Priyandhana seketika manyun, Candrika dan Kandito saling lirik melihat tingkah anaknya.

Sedangkan Nenek Lembah Air Mata telah saling bisik dengan Nini Palupi, guru Ringgita.

"Kedua cucu kita itu menggemaskan ya?" Bisik Nini Palupi.

"Iya, mengingatkanku pada Candrika dan Kandito, dulu mereka juga sering berantem namun akhirnya jodoh."

"Buah lengkeng bisa dimakan? Apa yang sedang kalian bisikkan?" Iblis Pantun ikutan menimbrung.

"Apa tak bisa jangan berpantun barang sehari saja? Pantunmu jelek, dimana-mana buah lengkeng memang bisa dimakan!" Cibir Nini Palupi lewat berbisik.

"Tahu, buat pantun yang lebih berbobot, ini buah lengkeng atau salak terus," Nenek Lembah Air Mata turut meledek sang suami.

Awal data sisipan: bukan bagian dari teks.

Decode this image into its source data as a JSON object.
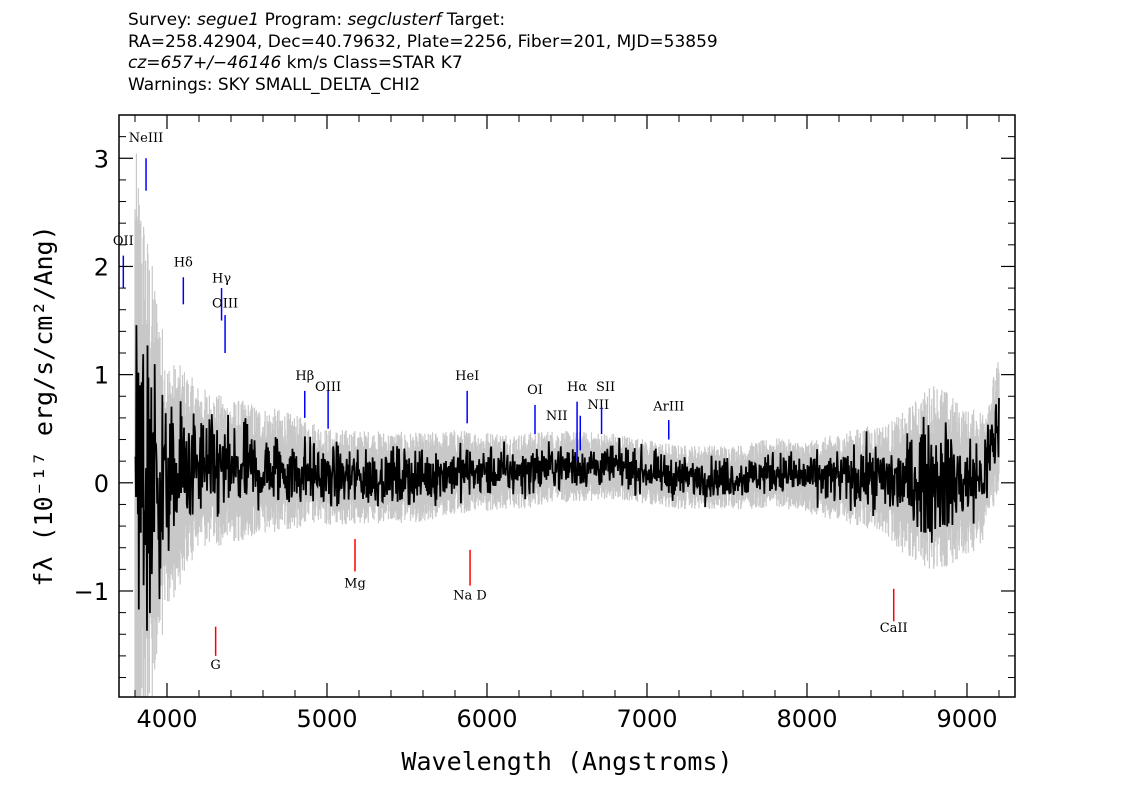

Nini Palupi cekikikan saat melihat wajah keriput Iblis Pantun cemberut. Dalam hati nenek sakti ini tersemyum geli karena memikirkan sesuatu, "Tak terbayangkan saat nenek geblek sahabatku ini sedang berhubungan ranjang dengan si tukang pantun. Jangan-jangan saat menggapai puncak yang keluar bukan cuma kencing enak, tetapi juga pantun kekurangan bahan."

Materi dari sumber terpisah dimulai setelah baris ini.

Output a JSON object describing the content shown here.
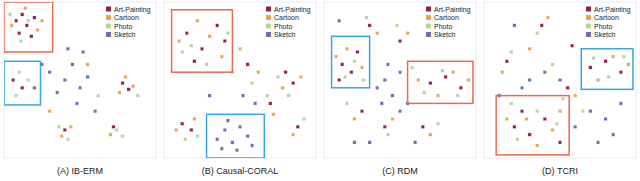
{
  "chart_data": [
    {
      "type": "scatter",
      "title": "(A) IB-ERM",
      "xlim": [
        0,
        100
      ],
      "ylim": [
        0,
        100
      ],
      "tick_labels": false,
      "legend": "upper right",
      "series": [
        {
          "name": "Art-Painting",
          "color": "#8c2352",
          "marker": "square",
          "x": [
            8,
            12,
            15,
            20,
            10,
            18,
            6,
            12,
            78,
            82,
            40,
            72
          ],
          "y": [
            88,
            92,
            85,
            90,
            80,
            78,
            50,
            45,
            48,
            44,
            18,
            20
          ]
        },
        {
          "name": "Cartoon",
          "color": "#e8a857",
          "marker": "square",
          "x": [
            5,
            22,
            14,
            25,
            80,
            85,
            76,
            38,
            44,
            70,
            55,
            30
          ],
          "y": [
            85,
            82,
            96,
            88,
            52,
            46,
            42,
            14,
            20,
            15,
            60,
            30
          ]
        },
        {
          "name": "Photo",
          "color": "#b5d89a",
          "marker": "square",
          "x": [
            16,
            11,
            4,
            10,
            16,
            8,
            42,
            36,
            78,
            74,
            62,
            88
          ],
          "y": [
            88,
            75,
            92,
            55,
            50,
            40,
            12,
            20,
            14,
            18,
            40,
            40
          ]
        },
        {
          "name": "Sketch",
          "color": "#6f6fb0",
          "marker": "square",
          "x": [
            30,
            40,
            45,
            50,
            35,
            55,
            48,
            20,
            60,
            42,
            52,
            25
          ],
          "y": [
            55,
            50,
            60,
            45,
            42,
            52,
            35,
            45,
            30,
            70,
            68,
            60
          ]
        }
      ],
      "highlights": [
        {
          "color": "#e86a50",
          "x": [
            0,
            32
          ],
          "y": [
            68,
            100
          ]
        },
        {
          "color": "#35a6de",
          "x": [
            0,
            24
          ],
          "y": [
            34,
            62
          ]
        }
      ]
    },
    {
      "type": "scatter",
      "title": "(B) Causal-CORAL",
      "xlim": [
        0,
        100
      ],
      "ylim": [
        0,
        100
      ],
      "tick_labels": false,
      "legend": "upper right",
      "series": [
        {
          "name": "Art-Painting",
          "color": "#8c2352",
          "marker": "square",
          "x": [
            15,
            25,
            35,
            20,
            80,
            85,
            12,
            18,
            55,
            40,
            88,
            70
          ],
          "y": [
            80,
            70,
            85,
            62,
            55,
            48,
            22,
            18,
            60,
            75,
            20,
            35
          ]
        },
        {
          "name": "Cartoon",
          "color": "#e8a857",
          "marker": "square",
          "x": [
            10,
            30,
            38,
            22,
            78,
            90,
            8,
            20,
            62,
            85,
            50,
            72
          ],
          "y": [
            75,
            78,
            65,
            88,
            45,
            52,
            18,
            25,
            55,
            15,
            70,
            28
          ]
        },
        {
          "name": "Photo",
          "color": "#b5d89a",
          "marker": "square",
          "x": [
            18,
            28,
            42,
            12,
            82,
            75,
            14,
            22,
            58,
            92,
            45,
            68
          ],
          "y": [
            72,
            60,
            80,
            68,
            40,
            52,
            12,
            14,
            48,
            25,
            55,
            40
          ]
        },
        {
          "name": "Sketch",
          "color": "#6f6fb0",
          "marker": "square",
          "x": [
            35,
            40,
            45,
            50,
            55,
            42,
            58,
            48,
            38,
            30,
            60,
            52
          ],
          "y": [
            12,
            18,
            10,
            20,
            14,
            24,
            8,
            5,
            6,
            40,
            35,
            40
          ]
        }
      ],
      "highlights": [
        {
          "color": "#e86a50",
          "x": [
            5,
            45
          ],
          "y": [
            55,
            95
          ]
        },
        {
          "color": "#35a6de",
          "x": [
            28,
            66
          ],
          "y": [
            0,
            28
          ]
        }
      ]
    },
    {
      "type": "scatter",
      "title": "(C) RDM",
      "xlim": [
        0,
        100
      ],
      "ylim": [
        0,
        100
      ],
      "tick_labels": false,
      "legend": "upper right",
      "series": [
        {
          "name": "Art-Painting",
          "color": "#8c2352",
          "marker": "square",
          "x": [
            12,
            18,
            22,
            10,
            70,
            80,
            90,
            40,
            30,
            50,
            65,
            25
          ],
          "y": [
            60,
            55,
            68,
            50,
            48,
            52,
            45,
            20,
            85,
            75,
            20,
            30
          ]
        },
        {
          "name": "Cartoon",
          "color": "#e8a857",
          "marker": "square",
          "x": [
            15,
            25,
            8,
            62,
            75,
            85,
            95,
            45,
            35,
            55,
            70,
            20
          ],
          "y": [
            70,
            58,
            65,
            50,
            40,
            55,
            50,
            25,
            80,
            80,
            15,
            25
          ]
        },
        {
          "name": "Photo",
          "color": "#b5d89a",
          "marker": "square",
          "x": [
            20,
            14,
            26,
            66,
            78,
            88,
            58,
            42,
            28,
            48,
            75,
            15
          ],
          "y": [
            62,
            52,
            50,
            42,
            56,
            40,
            58,
            15,
            90,
            85,
            22,
            35
          ]
        },
        {
          "name": "Sketch",
          "color": "#6f6fb0",
          "marker": "square",
          "x": [
            40,
            45,
            35,
            50,
            30,
            50,
            60,
            20,
            42,
            55,
            38,
            10
          ],
          "y": [
            50,
            40,
            45,
            55,
            10,
            30,
            10,
            10,
            60,
            35,
            35,
            88
          ]
        }
      ],
      "highlights": [
        {
          "color": "#35a6de",
          "x": [
            5,
            30
          ],
          "y": [
            45,
            78
          ]
        },
        {
          "color": "#e86a50",
          "x": [
            55,
            98
          ],
          "y": [
            35,
            62
          ]
        }
      ]
    },
    {
      "type": "scatter",
      "title": "(D) TCRI",
      "xlim": [
        0,
        100
      ],
      "ylim": [
        0,
        100
      ],
      "tick_labels": false,
      "legend": "upper right",
      "series": [
        {
          "name": "Art-Painting",
          "color": "#8c2352",
          "marker": "square",
          "x": [
            20,
            30,
            40,
            25,
            70,
            80,
            90,
            38,
            15,
            50,
            55,
            58
          ],
          "y": [
            20,
            15,
            25,
            30,
            58,
            62,
            55,
            85,
            62,
            10,
            45,
            72
          ]
        },
        {
          "name": "Cartoon",
          "color": "#e8a857",
          "marker": "square",
          "x": [
            15,
            28,
            45,
            35,
            75,
            85,
            95,
            42,
            12,
            50,
            60,
            30
          ],
          "y": [
            25,
            25,
            18,
            8,
            50,
            65,
            60,
            90,
            55,
            30,
            40,
            70
          ]
        },
        {
          "name": "Photo",
          "color": "#b5d89a",
          "marker": "square",
          "x": [
            22,
            35,
            48,
            18,
            72,
            82,
            92,
            35,
            18,
            52,
            65,
            45
          ],
          "y": [
            12,
            30,
            22,
            35,
            64,
            52,
            65,
            80,
            68,
            38,
            30,
            60
          ]
        },
        {
          "name": "Sketch",
          "color": "#6f6fb0",
          "marker": "square",
          "x": [
            30,
            40,
            25,
            50,
            60,
            70,
            80,
            90,
            20,
            10,
            75,
            85
          ],
          "y": [
            50,
            55,
            45,
            50,
            20,
            30,
            25,
            35,
            85,
            40,
            10,
            15
          ]
        }
      ],
      "highlights": [
        {
          "color": "#35a6de",
          "x": [
            64,
            98
          ],
          "y": [
            44,
            70
          ]
        },
        {
          "color": "#e86a50",
          "x": [
            8,
            56
          ],
          "y": [
            2,
            40
          ]
        }
      ]
    }
  ]
}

Saat akrab itu Ki Reksa selaku orang tua Dhanu ikut bicara.
"Kami berencana ingin kembali ke padepokan Kembang Dewa hari ini, sudah terlalu lama kami meninggalkan padepokan. Padeopanku hanya diisi murid-murid pemula. Tak baik meninggalkan mereka tanpa ada yang ngemong. Kami akan pamit pada Gusti Prabu nanti."

"Aku juga berencana begitu." Timpal Empu Bhumantara. Mendengar penuturan sang ayah, Lintang mendadak sedih, itu artinya dia dan Dhanu akan berpisah, tak dapat lagi dia melihat Dhanu setiap saat seperti sekarang.

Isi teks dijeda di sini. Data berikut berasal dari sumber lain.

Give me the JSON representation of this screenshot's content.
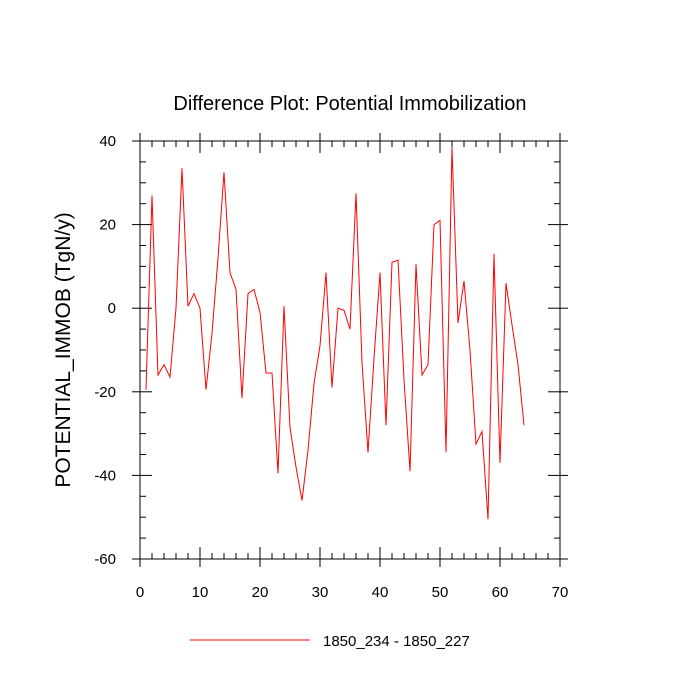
{
  "chart_data": {
    "type": "line",
    "title": "Difference Plot: Potential Immobilization",
    "xlabel": "",
    "ylabel": "POTENTIAL_IMMOB  (TgN/y)",
    "xlim": [
      0,
      70
    ],
    "ylim": [
      -60,
      40
    ],
    "xticks": [
      0,
      10,
      20,
      30,
      40,
      50,
      60,
      70
    ],
    "yticks": [
      -60,
      -40,
      -20,
      0,
      20,
      40
    ],
    "xtick_labels": [
      "0",
      "10",
      "20",
      "30",
      "40",
      "50",
      "60",
      "70"
    ],
    "ytick_labels": [
      "-60",
      "-40",
      "-20",
      "0",
      "20",
      "40"
    ],
    "grid": false,
    "legend_position": "bottom-center",
    "series": [
      {
        "name": "1850_234 - 1850_227",
        "color": "#ff0000",
        "x": [
          1,
          2,
          3,
          4,
          5,
          6,
          7,
          8,
          9,
          10,
          11,
          12,
          13,
          14,
          15,
          16,
          17,
          18,
          19,
          20,
          21,
          22,
          23,
          24,
          25,
          26,
          27,
          28,
          29,
          30,
          31,
          32,
          33,
          34,
          35,
          36,
          37,
          38,
          39,
          40,
          41,
          42,
          43,
          44,
          45,
          46,
          47,
          48,
          49,
          50,
          51,
          52,
          53,
          54,
          55,
          56,
          57,
          58,
          59,
          60,
          61,
          62,
          63,
          64
        ],
        "values": [
          -19.5,
          27,
          -16,
          -13.5,
          -16.5,
          0,
          33.5,
          0.5,
          3.5,
          0,
          -19.5,
          -6,
          12,
          32.5,
          8.5,
          4.5,
          -21.5,
          3.5,
          4.5,
          -1,
          -15.5,
          -15.5,
          -39.5,
          0.5,
          -28.5,
          -38,
          -46,
          -34,
          -18,
          -9,
          8.5,
          -19,
          0,
          -0.5,
          -5,
          27.5,
          -13,
          -34.5,
          -12,
          8.5,
          -28,
          11,
          11.5,
          -17,
          -39,
          10.5,
          -16,
          -13.5,
          20,
          21,
          -34.5,
          38.5,
          -3.5,
          6.5,
          -10,
          -32.5,
          -29.5,
          -50.5,
          13,
          -37,
          6,
          -4,
          -13.5,
          -28
        ]
      }
    ]
  }
}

"Kalau kita bagaimana, Guru?" Tanya Ringgita.pada sang Guru.

"Tentu saja pulang juga! Kau pikir muridku cuma kau seorang."

"Kalau begitu saya akan mengemasi barang-barang kita, Guru!" Ujar Ringgita.

"Tidak! Yang pulang cuma aku, kau aku beri tugas tambahan!" Cetus Nini Palupi hingga membuat semua orang penasaran.

"Tugas? Tugas apa guru?" Tanya Ringgita dengan gugup, apalagi sang guru rautkan wajah serius.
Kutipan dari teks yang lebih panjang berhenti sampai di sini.